Strict product liability – failure to warn: The complaint alleges the defendants knew or should have known that paraquat, when used as intended or in a reasonably foreseeable manner, was likely to cause Parkinson’s disease, but failed to warn the public about this risk or instruct the public how to protect themselves from the risk, such as recommending personal protective equipment like gloves or masks. The complaint claims that it has been known since the 1960s that paraquat is toxic.

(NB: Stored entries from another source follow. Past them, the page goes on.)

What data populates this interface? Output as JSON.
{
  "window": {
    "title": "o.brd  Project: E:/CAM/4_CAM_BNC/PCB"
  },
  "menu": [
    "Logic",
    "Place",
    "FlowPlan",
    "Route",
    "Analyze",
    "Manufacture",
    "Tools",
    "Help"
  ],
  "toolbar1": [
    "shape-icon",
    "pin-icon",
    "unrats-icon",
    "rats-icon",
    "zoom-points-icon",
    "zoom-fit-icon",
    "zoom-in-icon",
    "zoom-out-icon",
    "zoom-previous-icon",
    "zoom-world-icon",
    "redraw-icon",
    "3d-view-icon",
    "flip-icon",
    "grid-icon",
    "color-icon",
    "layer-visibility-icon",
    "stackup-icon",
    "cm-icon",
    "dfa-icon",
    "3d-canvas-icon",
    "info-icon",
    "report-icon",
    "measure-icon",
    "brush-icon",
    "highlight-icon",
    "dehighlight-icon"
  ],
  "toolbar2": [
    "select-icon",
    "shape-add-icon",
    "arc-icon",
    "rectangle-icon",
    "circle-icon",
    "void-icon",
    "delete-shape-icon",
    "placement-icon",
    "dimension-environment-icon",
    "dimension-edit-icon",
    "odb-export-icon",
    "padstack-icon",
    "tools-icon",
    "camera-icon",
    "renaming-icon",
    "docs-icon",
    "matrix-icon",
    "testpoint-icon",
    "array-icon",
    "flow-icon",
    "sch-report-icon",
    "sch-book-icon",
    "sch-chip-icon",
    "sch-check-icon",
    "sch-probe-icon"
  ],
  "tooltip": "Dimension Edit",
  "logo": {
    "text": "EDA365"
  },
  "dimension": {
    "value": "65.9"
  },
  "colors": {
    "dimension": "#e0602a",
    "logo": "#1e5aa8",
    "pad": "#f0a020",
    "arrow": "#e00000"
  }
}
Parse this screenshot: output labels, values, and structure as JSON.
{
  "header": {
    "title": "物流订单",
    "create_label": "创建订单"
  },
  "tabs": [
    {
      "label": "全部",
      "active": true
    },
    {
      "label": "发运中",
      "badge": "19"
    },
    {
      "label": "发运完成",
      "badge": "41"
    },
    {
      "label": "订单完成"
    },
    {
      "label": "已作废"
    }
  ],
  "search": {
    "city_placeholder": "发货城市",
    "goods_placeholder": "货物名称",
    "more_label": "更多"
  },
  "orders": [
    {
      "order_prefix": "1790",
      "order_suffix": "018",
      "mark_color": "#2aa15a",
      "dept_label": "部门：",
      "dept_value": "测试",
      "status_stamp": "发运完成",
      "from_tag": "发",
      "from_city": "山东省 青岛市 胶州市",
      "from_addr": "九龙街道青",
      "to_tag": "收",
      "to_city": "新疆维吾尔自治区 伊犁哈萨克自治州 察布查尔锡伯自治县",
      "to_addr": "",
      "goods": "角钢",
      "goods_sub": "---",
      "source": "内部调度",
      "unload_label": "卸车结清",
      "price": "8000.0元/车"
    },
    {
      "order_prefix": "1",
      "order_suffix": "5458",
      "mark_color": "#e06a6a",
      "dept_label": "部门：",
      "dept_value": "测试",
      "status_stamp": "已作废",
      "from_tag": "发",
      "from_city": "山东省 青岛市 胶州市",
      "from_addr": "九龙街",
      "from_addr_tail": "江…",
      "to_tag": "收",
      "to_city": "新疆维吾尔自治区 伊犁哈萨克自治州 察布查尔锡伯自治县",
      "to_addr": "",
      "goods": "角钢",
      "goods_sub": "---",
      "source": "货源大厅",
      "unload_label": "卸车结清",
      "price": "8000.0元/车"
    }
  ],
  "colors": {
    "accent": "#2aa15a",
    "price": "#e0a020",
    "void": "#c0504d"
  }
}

Negligence: The complaint argues that the defendants failed their duty to be reasonably careful to prevent harm from occurring as the result of the manufacture and sale of paraquat. The complaint alleges the defendants were negligent by failing to adequately test the safety of paraquat, failing to warn others about the dangers of paraquat, and failing to instruct others on how to protect themselves from those dangers.

Breach of implied warranty of merchantability: The lawsuit alleges the defendants impliedly warranted that product was of merchantable quality when, in fact, it was not because it can cause Parkinson’s disease.